Copyright 2019 NPR. To see more, visit https://www.npr.org.

MARY LOUISE KELLY, HOST:

When a person listens to Tchaikovsky's Fifth Symphony, it sounds like this.

(SOUNDBITE OF ORCHESTRE PHILHARMONIQUE D'OSLO PERFORMANCE OF "SYMPHONIE NO. 5 EN MI MINUER, OP. 64: I. ANDANTE-ALLEGRO CON ANIMA")

KELLY: But to a monkey, that symphony may sound more like this.

(SOUNDBITE OF MUSIC)

KELLY: That's one finding from a study that compared the way human and monkey brains process sounds. NPR's Jon Hamilton reports the research may help explain why people are able to appreciate music and understand speech.

JON HAMILTON, BYLINE: The study began with a bet between two scientists. One of them is Bevil Conway, a researcher at the National Institutes of Health. And one day, Conway was talking to a graduate student who'd done research showing that the human brain is very attuned to a sound's pitch.

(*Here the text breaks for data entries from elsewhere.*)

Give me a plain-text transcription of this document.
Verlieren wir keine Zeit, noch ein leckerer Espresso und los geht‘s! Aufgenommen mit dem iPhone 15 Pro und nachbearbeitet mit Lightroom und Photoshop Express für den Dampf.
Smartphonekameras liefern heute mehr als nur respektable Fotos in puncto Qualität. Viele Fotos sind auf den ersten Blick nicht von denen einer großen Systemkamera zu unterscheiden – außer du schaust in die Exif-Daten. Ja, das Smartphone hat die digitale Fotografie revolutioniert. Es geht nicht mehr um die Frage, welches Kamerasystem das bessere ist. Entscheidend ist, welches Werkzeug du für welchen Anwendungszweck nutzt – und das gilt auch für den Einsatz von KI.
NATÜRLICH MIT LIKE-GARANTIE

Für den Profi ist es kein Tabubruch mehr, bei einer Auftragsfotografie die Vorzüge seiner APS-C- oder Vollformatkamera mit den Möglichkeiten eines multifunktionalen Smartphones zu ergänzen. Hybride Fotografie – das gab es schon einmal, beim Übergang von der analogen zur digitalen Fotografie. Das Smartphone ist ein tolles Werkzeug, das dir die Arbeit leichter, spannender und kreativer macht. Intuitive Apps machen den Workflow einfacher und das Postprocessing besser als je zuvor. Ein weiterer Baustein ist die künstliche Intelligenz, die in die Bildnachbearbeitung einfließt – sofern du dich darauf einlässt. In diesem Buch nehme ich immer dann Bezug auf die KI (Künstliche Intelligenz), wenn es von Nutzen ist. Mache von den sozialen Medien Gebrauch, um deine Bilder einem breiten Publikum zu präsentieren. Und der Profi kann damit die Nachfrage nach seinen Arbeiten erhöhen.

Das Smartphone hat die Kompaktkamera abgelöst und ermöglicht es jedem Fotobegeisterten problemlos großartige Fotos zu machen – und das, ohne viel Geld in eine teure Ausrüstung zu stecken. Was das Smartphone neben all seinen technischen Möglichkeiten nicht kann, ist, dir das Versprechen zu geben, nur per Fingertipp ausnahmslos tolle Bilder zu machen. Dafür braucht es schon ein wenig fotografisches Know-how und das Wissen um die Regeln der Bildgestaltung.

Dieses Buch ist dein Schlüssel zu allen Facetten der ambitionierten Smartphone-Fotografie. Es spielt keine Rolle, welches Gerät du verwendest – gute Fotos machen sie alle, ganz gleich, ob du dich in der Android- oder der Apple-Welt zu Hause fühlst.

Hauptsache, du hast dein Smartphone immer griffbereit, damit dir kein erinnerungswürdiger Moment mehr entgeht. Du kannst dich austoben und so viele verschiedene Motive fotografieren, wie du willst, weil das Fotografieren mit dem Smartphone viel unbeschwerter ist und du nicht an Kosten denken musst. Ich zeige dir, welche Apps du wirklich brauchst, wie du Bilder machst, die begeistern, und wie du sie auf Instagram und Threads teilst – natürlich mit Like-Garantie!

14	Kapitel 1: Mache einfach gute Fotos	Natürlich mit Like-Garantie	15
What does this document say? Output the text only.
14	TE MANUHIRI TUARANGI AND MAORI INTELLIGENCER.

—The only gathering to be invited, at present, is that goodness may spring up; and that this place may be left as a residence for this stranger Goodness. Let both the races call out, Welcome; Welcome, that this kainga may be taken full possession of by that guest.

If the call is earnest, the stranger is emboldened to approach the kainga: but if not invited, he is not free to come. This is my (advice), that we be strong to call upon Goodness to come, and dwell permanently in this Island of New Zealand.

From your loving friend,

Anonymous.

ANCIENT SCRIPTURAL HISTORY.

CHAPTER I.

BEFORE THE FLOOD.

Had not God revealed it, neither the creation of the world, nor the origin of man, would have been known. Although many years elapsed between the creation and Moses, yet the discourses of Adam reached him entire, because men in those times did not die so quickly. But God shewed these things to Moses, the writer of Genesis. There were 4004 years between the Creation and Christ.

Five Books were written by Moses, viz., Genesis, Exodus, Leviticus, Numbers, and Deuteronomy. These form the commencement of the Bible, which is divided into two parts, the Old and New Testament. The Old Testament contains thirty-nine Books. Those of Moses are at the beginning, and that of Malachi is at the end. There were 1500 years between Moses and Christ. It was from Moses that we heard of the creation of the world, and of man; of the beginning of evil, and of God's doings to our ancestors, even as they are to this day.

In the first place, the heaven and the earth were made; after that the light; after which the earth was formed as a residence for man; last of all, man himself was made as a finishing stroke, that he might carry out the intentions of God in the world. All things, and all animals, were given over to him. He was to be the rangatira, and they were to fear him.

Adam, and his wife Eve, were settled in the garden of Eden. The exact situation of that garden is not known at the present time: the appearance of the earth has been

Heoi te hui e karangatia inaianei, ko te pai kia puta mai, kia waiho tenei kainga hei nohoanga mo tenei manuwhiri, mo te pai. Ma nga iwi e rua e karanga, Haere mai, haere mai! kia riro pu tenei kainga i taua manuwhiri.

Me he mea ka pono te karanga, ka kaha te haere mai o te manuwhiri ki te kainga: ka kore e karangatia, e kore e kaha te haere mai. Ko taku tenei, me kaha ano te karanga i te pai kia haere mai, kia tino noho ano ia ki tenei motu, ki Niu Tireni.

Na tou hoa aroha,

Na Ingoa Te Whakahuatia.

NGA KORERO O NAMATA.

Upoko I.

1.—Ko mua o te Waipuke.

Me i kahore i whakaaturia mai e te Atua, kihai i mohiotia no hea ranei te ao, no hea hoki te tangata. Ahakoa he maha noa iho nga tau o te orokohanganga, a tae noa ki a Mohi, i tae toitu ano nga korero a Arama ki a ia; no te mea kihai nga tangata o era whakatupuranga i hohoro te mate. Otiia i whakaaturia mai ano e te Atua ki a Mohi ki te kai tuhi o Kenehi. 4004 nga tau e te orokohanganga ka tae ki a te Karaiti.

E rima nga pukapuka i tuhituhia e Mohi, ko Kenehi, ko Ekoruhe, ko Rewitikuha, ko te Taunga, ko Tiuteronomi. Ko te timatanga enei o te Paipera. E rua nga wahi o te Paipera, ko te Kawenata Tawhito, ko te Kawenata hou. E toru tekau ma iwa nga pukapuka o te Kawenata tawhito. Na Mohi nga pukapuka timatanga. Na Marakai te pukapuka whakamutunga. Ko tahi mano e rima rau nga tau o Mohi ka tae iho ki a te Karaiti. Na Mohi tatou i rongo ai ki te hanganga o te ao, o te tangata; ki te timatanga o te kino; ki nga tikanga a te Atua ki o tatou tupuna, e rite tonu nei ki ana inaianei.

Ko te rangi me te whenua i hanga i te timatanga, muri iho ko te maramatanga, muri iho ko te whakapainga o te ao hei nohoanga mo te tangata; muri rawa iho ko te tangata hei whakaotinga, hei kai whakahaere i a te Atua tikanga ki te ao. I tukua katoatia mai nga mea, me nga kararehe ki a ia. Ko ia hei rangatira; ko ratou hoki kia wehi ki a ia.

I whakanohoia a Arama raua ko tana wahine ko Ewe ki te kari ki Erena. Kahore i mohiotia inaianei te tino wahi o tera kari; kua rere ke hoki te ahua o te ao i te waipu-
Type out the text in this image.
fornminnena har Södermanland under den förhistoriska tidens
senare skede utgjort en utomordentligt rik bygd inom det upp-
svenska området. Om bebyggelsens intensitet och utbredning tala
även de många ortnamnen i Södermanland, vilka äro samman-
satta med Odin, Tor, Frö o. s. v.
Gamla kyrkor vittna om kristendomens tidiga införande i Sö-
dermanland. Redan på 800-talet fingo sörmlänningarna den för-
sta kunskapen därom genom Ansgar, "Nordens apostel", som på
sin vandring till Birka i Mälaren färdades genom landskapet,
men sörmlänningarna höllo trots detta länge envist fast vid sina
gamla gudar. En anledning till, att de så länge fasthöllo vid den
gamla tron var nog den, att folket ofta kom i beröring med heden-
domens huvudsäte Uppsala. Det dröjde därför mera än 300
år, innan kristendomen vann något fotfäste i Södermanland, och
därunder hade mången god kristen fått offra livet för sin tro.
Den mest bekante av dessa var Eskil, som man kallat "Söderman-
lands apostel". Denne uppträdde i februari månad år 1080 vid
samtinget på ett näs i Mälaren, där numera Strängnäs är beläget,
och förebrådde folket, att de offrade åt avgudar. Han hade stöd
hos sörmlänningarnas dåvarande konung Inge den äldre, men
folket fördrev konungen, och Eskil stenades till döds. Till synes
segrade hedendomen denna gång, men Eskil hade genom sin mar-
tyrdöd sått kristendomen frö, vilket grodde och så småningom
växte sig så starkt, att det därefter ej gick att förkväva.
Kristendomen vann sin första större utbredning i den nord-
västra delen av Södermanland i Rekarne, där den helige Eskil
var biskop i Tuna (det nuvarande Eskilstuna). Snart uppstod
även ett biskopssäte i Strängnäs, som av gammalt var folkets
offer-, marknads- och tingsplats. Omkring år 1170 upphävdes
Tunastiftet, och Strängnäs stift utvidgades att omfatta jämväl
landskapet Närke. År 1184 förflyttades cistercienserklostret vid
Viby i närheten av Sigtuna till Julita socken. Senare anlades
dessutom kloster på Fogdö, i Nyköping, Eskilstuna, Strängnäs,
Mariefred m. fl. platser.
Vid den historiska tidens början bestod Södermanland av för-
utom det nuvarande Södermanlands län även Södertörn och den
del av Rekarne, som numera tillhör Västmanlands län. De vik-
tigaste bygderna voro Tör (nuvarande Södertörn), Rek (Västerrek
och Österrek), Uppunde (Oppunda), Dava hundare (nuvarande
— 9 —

BEVIL CONWAY: I was like, well, if you see that and it's a robust finding you see in humans, we'll see it in monkeys.

HAMILTON: But Sam Norman-Haignere, who is now a postdoc at Columbia University, thought monkey brains might be different.

SAM NORMAN-HAIGNERE: Honestly, I wasn't sure. I mean, that's usually a sign of a good experiment, you know, when you don't know what the outcome is.

HAMILTON: So the two scientists and some colleagues did that experiment. They used a special type of MRI to monitor the brains of six people and five macaque monkeys as they listened to a range of sounds. Some of the sounds were more like music, where changes in pitch are obvious.

(SOUNDBITE OF MUSIC)

HAMILTON: Some were more like noise.

(SOUNDBITE OF MUSIC)

HAMILTON: And Conway says it didn't take long to realize he'd lost his bet.

CONWAY: In humans, you see this beautiful organization - pitch bias. And it's clear as day in a single scan. And the drum-roll question was, what do we see in monkeys? And there, we see nothing.

HAMILTON: The study, which appears in the journal Nature Neuroscience, found that monkey brains just weren't that sensitive to pitch. And Conway says that surprised him because his research had shown that the two species are nearly identical when it comes to processing visual information.

CONWAY: When I look at something, I'm pretty sure that the monkey is seeing the same thing that I'm seeing. But here in the auditory domain, it seems fundamentally different.

HAMILTON: But why? Norman-Haignere says one answer may be our exposure to speech and music.

NORMAN-HAIGNERE: Both speech and music are highly complex, structured sounds. And it's totally plausible that the brain has developed regions that are highly tuned to those structures.

HAMILTON: Norman-Haignere says that tuning could be something we're born with.

NORMAN-HAIGNERE: It's plausible that there's something in our genetic code that causes those regions to develop the way they are and to be located where they are.

HAMILTON: Or it could be that these brain regions develop as children listen to music and speech. Conway says, regardless, subtle changes in pitch and tone seem to be critical when people want to convey emotion.

CONWAY: You can know whether or not I'm angry or sad or questioning or confused. And you can get almost all of that meaning just from the tone.